The once-industrial Hiawatha Corridor in Minneapolis is slowly shifting into a residential and commercial destination. Since the advent of light-rail access in the neighborhood, many of its factories and industrial areas have been demolished and rebuilt as new apartments or commercial spaces.
But when presented with the same opportunity with the former Lake Street Sash & Door Co. millwork factory, architect–design firm BKV Group and developer Dominium chose instead to repurpose the historic complex. The existing warehouse and cold-storage sheds served as the canvas for Millworks Lofts, a 100% affordable community of 78 high-demand apartments.
Because the 90-year-old factory was listed on the National Register of Historic Places, the project team worked carefully to ensure that its plans and changes were compliant with state and federal historic restoration requirements. Both the National Park Service and the Minnesota Historic Preservation Office required that the new project preserve and highlight the building’s original features and uses, in order to maintain its historic integrity.
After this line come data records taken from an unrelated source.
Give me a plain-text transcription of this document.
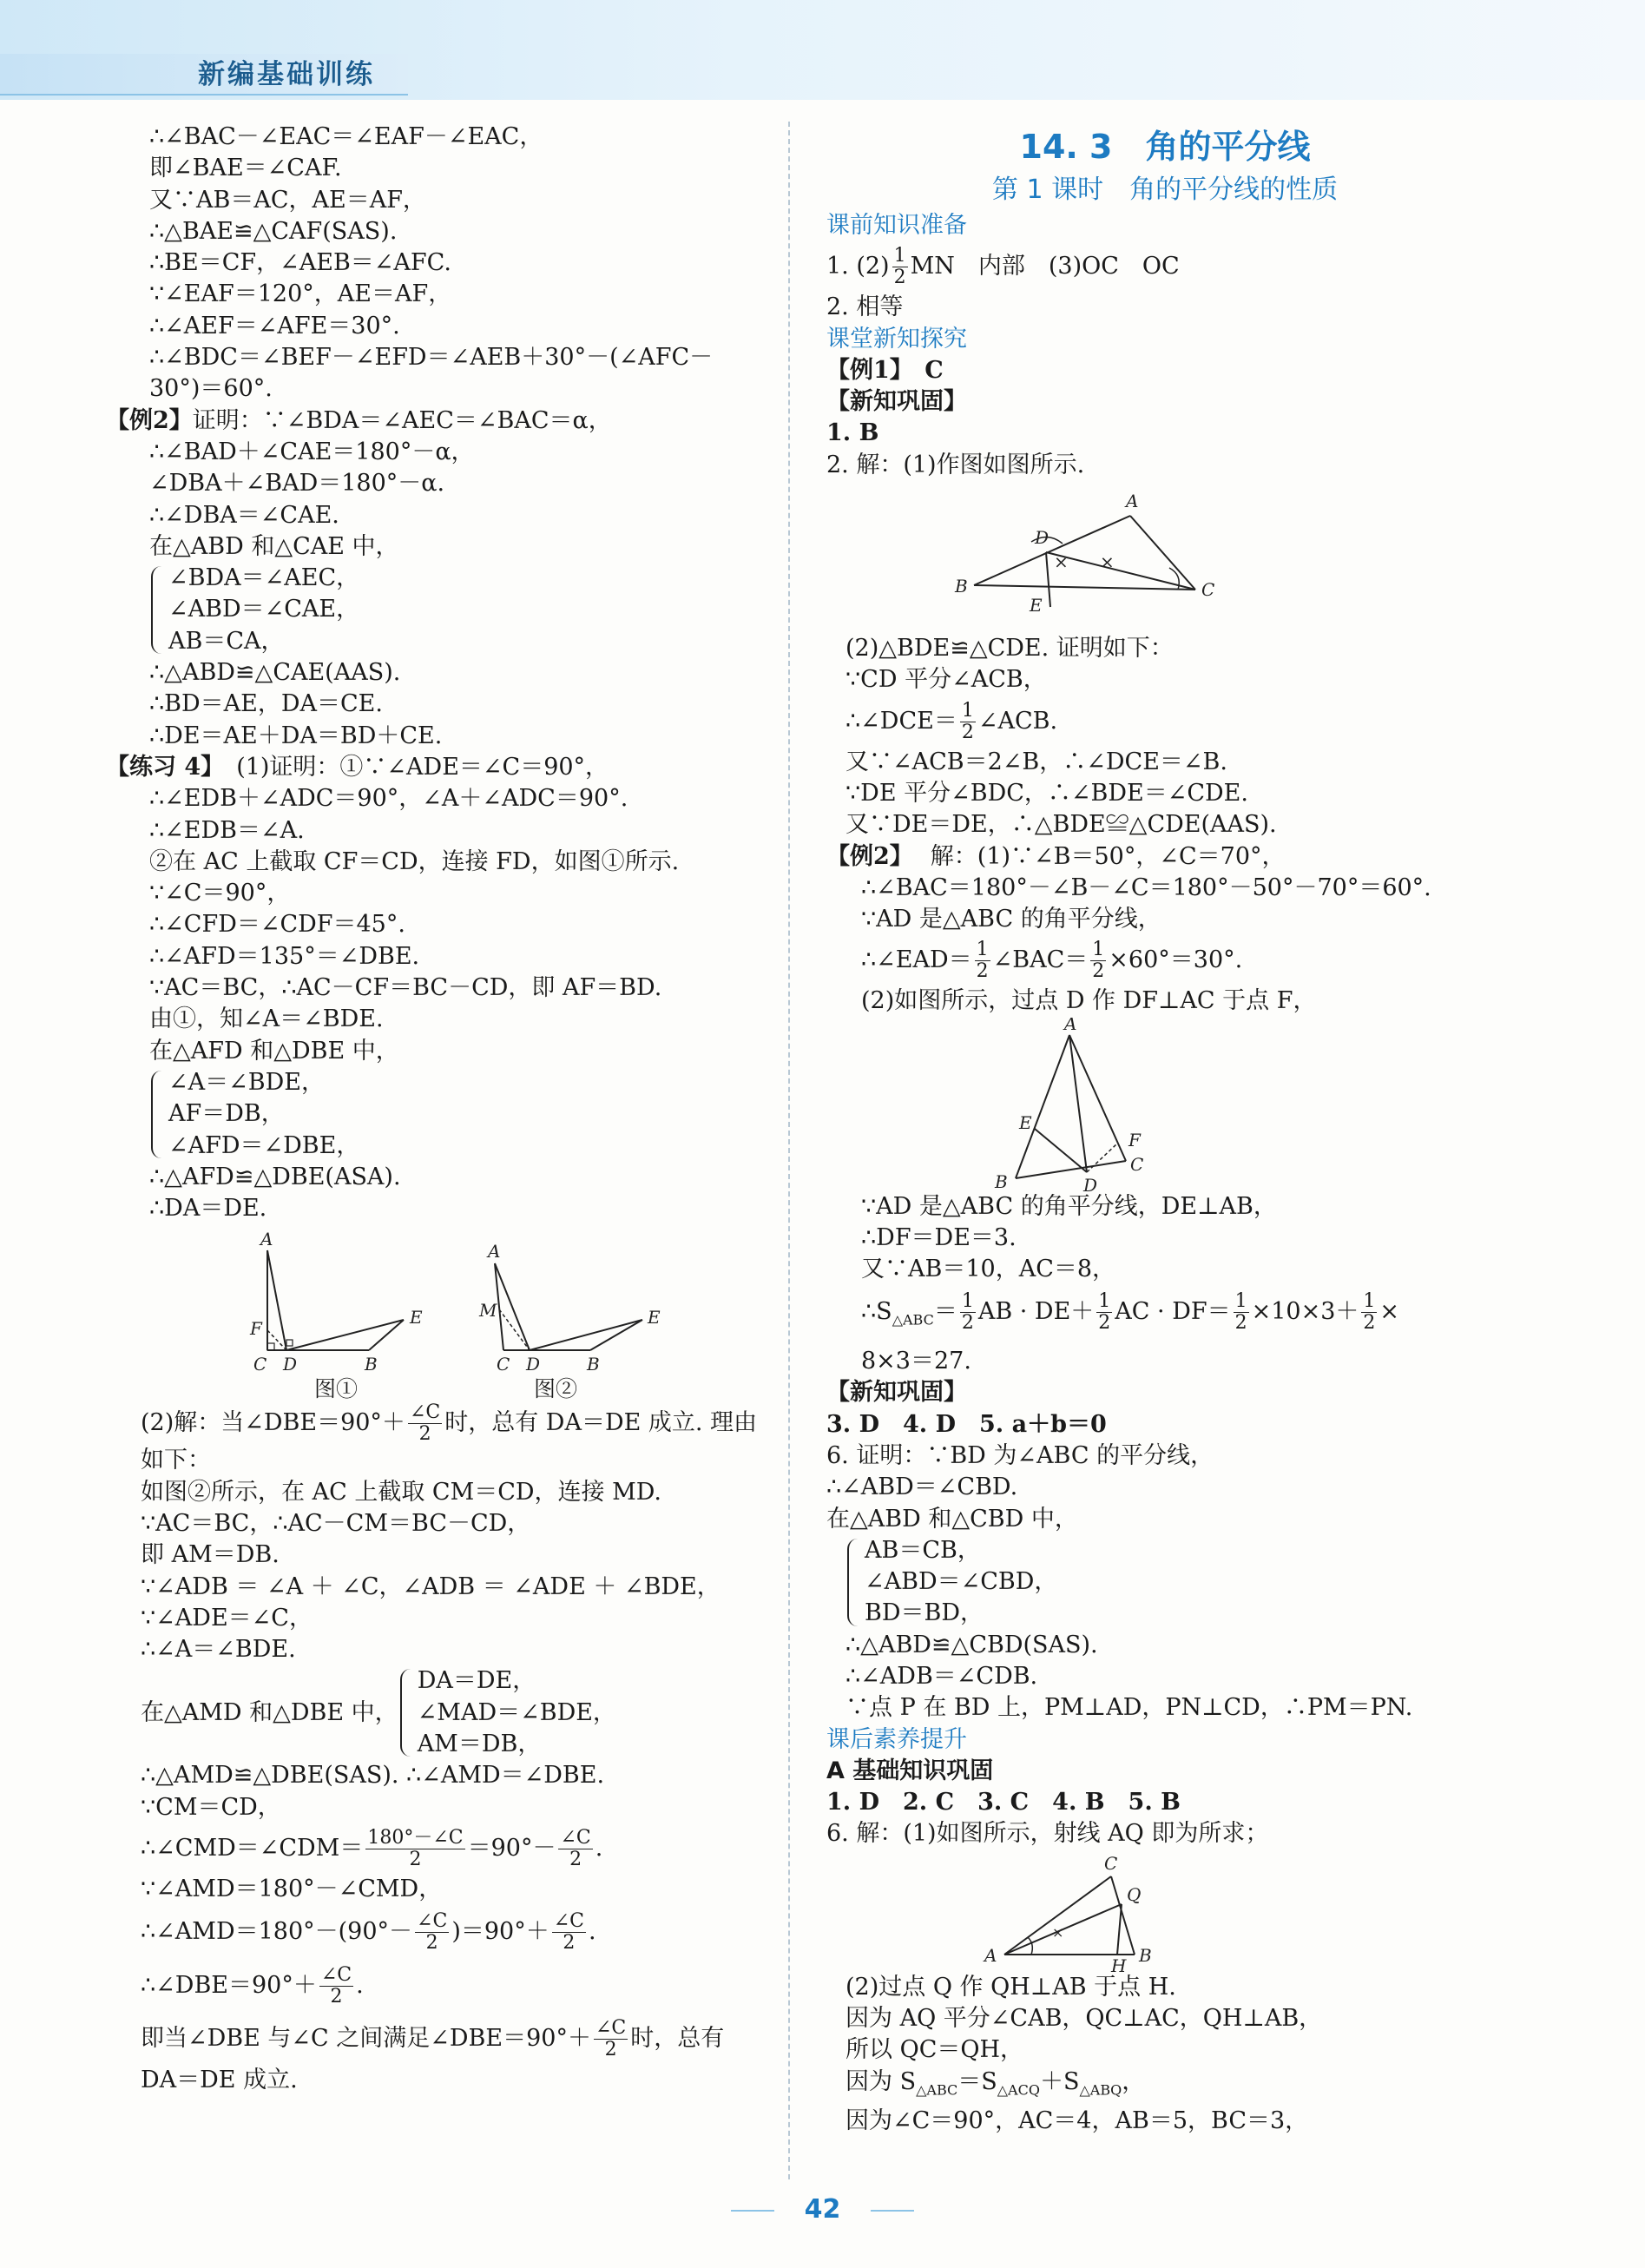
新编基础训练
∴∠BAC－∠EAC＝∠EAF－∠EAC，
即∠BAE＝∠CAF.
又∵AB＝AC，AE＝AF，
∴△BAE≌△CAF(SAS).
∴BE＝CF，∠AEB＝∠AFC.
∵∠EAF＝120°，AE＝AF，
∴∠AEF＝∠AFE＝30°.
∴∠BDC＝∠BEF－∠EFD＝∠AEB＋30°－(∠AFC－
30°)＝60°.
【例2】证明：∵∠BDA＝∠AEC＝∠BAC＝α，
∴∠BAD＋∠CAE＝180°－α，
∠DBA＋∠BAD＝180°－α.
∴∠DBA＝∠CAE.
在△ABD 和△CAE 中，
∠BDA＝∠AEC，
∠ABD＝∠CAE，
AB＝CA，
∴△ABD≌△CAE(AAS).
∴BD＝AE，DA＝CE.
∴DE＝AE＋DA＝BD＋CE.
【练习 4】 (1)证明：①∵∠ADE＝∠C＝90°，
∴∠EDB＋∠ADC＝90°，∠A＋∠ADC＝90°.
∴∠EDB＝∠A.
②在 AC 上截取 CF＝CD，连接 FD，如图①所示.
∵∠C＝90°，
∴∠CFD＝∠CDF＝45°.
∴∠AFD＝135°＝∠DBE.
∵AC＝BC，∴AC－CF＝BC－CD，即 AF＝BD.
由①，知∠A＝∠BDE.
在△AFD 和△DBE 中，
∠A＝∠BDE，
AF＝DB，
∠AFD＝∠DBE，
∴△AFD≌△DBE(ASA).
∴DA＝DE.
A
F
C D	B
E
A
M
C D	B
E
图①	图②
(2)解：当∠DBE＝90°＋ $\frac{\angle C}{2}$ 时，总有 DA＝DE 成立. 理由
如下：
如图②所示，在 AC 上截取 CM＝CD，连接 MD.
∵AC＝BC，∴AC－CM＝BC－CD，
即 AM＝DB.
∵∠ADB ＝ ∠A ＋ ∠C，∠ADB ＝ ∠ADE ＋ ∠BDE，
∵∠ADE＝∠C，
∴∠A＝∠BDE.
在△AMD 和△DBE 中，
DA＝DE，
∠MAD＝∠BDE，
AM＝DB，
∴△AMD≌△DBE(SAS). ∴∠AMD＝∠DBE.
∵CM＝CD，
∴∠CMD＝∠CDM＝ $\frac{180^\circ-\angle C}{2} =90^\circ- \frac{\angle C}{2}$ .
∵∠AMD＝180°－∠CMD，
∴∠AMD＝180°－(90°－ $\frac{\angle C}{2} )=90^\circ+ \frac{\angle C}{2}$ .
∴∠DBE＝90°＋ $\frac{\angle C}{2}$ .
即当∠DBE 与∠C 之间满足∠DBE＝90°＋ $\frac{\angle C}{2}$ 时，总有
DA＝DE 成立.
14. 3　角的平分线
第 1 课时　角的平分线的性质
课前知识准备
1. $(2) \frac{1}{2}$ MN　内部　(3)OC　OC
2. 相等
课堂新知探究
【例1】　C
【新知巩固】
1. B
2. 解：(1)作图如图所示.
× ×
A
D
B
E
C
(2)△BDE≌△CDE. 证明如下：
∵CD 平分∠ACB，
∴∠DCE＝ $\frac{1}{2}$ ∠ACB.
又∵∠ACB＝2∠B，∴∠DCE＝∠B.
∵DE 平分∠BDC，∴∠BDE＝∠CDE.
又∵DE＝DE，∴△BDE≌△CDE(AAS).
【例2】 解：(1)∵∠B＝50°，∠C＝70°，
∴∠BAC＝180°－∠B－∠C＝180°－50°－70°＝60°.
∵AD 是△ABC 的角平分线，
∴∠EAD＝ $\frac{1}{2}$ ∠BAC＝ $\frac{1}{2} \times 60^\circ=30^\circ$.
(2)如图所示，过点 D 作 DF⊥AC 于点 F，
A
E
B	D
F
C
∵AD 是△ABC 的角平分线，DE⊥AB，
∴DF＝DE＝3.
又∵AB＝10，AC＝8，
$\therefore S_{\triangle ABC}= \frac{1}{2}$ AB · $DE+ \frac{1}{2}$ AC · $DF= \frac{1}{2} \times 10\times 3+ \frac{1}{2}$ ×
8×3＝27.
【新知巩固】
3. D　4. D　5. a＋b＝0
6. 证明：∵BD 为∠ABC 的平分线，
∴∠ABD＝∠CBD.
在△ABD 和△CBD 中，
AB＝CB，
∠ABD＝∠CBD，
BD＝BD，
∴△ABD≌△CBD(SAS).
∴∠ADB＝∠CDB.
∵点 P 在 BD 上，PM⊥AD，PN⊥CD，∴PM＝PN.
课后素养提升
A 基础知识巩固
1. D　2. C　3. C　4. B　5. B
6. 解：(1)如图所示，射线 AQ 即为所求；
×
C
Q
A	H B
(2)过点 Q 作 QH⊥AB 于点 H.
因为 AQ 平分∠CAB，QC⊥AC，QH⊥AB，
所以 QC＝QH，
因为 $S_{\triangle ABC}=S_{\triangle ACQ}+S_{\triangle ABQ}$，
因为∠C＝90°，AC＝4，AB＝5，BC＝3，
42
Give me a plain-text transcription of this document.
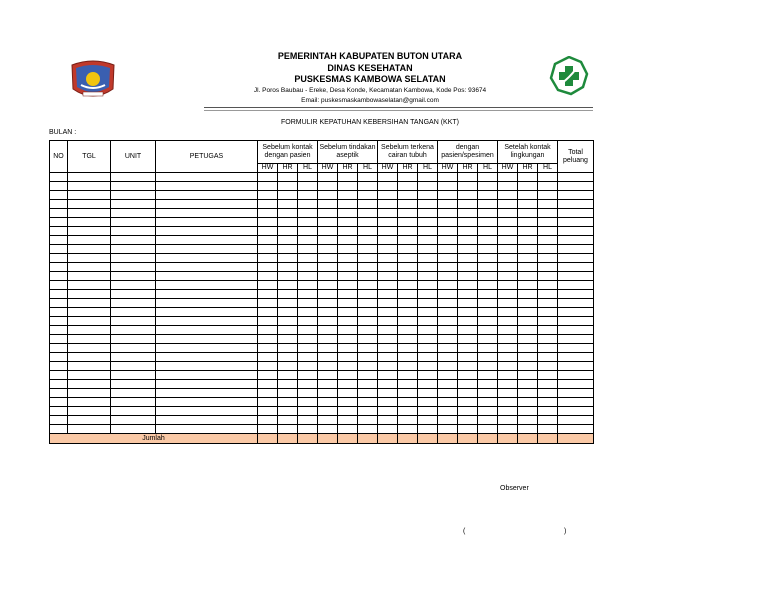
PEMERINTAH KABUPATEN BUTON UTARA
DINAS KESEHATAN
PUSKESMAS KAMBOWA SELATAN
Jl. Poros Baubau - Ereke, Desa Konde, Kecamatan Kambowa, Kode Pos: 93674
Email: puskesmaskambowaselatan@gmail.com
FORMULIR KEPATUHAN KEBERSIHAN TANGAN (KKT)
BULAN :
NO	TGL	UNIT	PETUGAS	Sebelum kontak dengan pasien			Sebelum tindakan aseptik			Sebelum terkena cairan tubuh			dengan pasien/spesimen			Setelah kontak lingkungan			Total peluang
				HW	HR	HL	HW	HR	HL	HW	HR	HL	HW	HR	HL	HW	HR	HL	

Jumlah																			
Observer
(	)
The amenity spaces and unit floor plans are designed around the millworks’ existing structures, including original windows and window openings, weathered brick walls, and timber support columns. The one-, two-, and three-bedroom lofts in the warehouse feature 12-foot ceilings, while the cold-storage spaces feature prominent tongue-and-groove ceiling structures.
The residential units are arranged in a ring around a central spine in the former warehouse, anchored at one end by a vertical connecting stair and at the other by the original elevator shaft, now a light well with original structures as design elements. One of the lumber sheds now houses a large community room with a fireplace, a fitness room and yoga studio, and the leasing office, while another has been converted into a parking garage and storage space with exposed tongue-and-groove ceilings and supports. A smaller clubhouse and patio are located on the roof.
The building’s geothermal heating and cooling system uses the ground below the parking lot as a heat store, saving heat during the summer and using the saved heat during the winter. LED lighting, low-flow water fixtures, and rooftop energy-recovery units further reduce the building’s carbon footprint. Since the community sits between an active rail line and a busy roadway, the team placed a landscaped perimeter and parking spaces between the property and its nearby corridors, forming a visual and aesthetic buffer.
Millworks Lofts is located within walking distance of the new light-rail stop, with easy access to commuter roadways and bus stops. The lofts leased quickly after opening, notes the developer, with a positive reception from residents.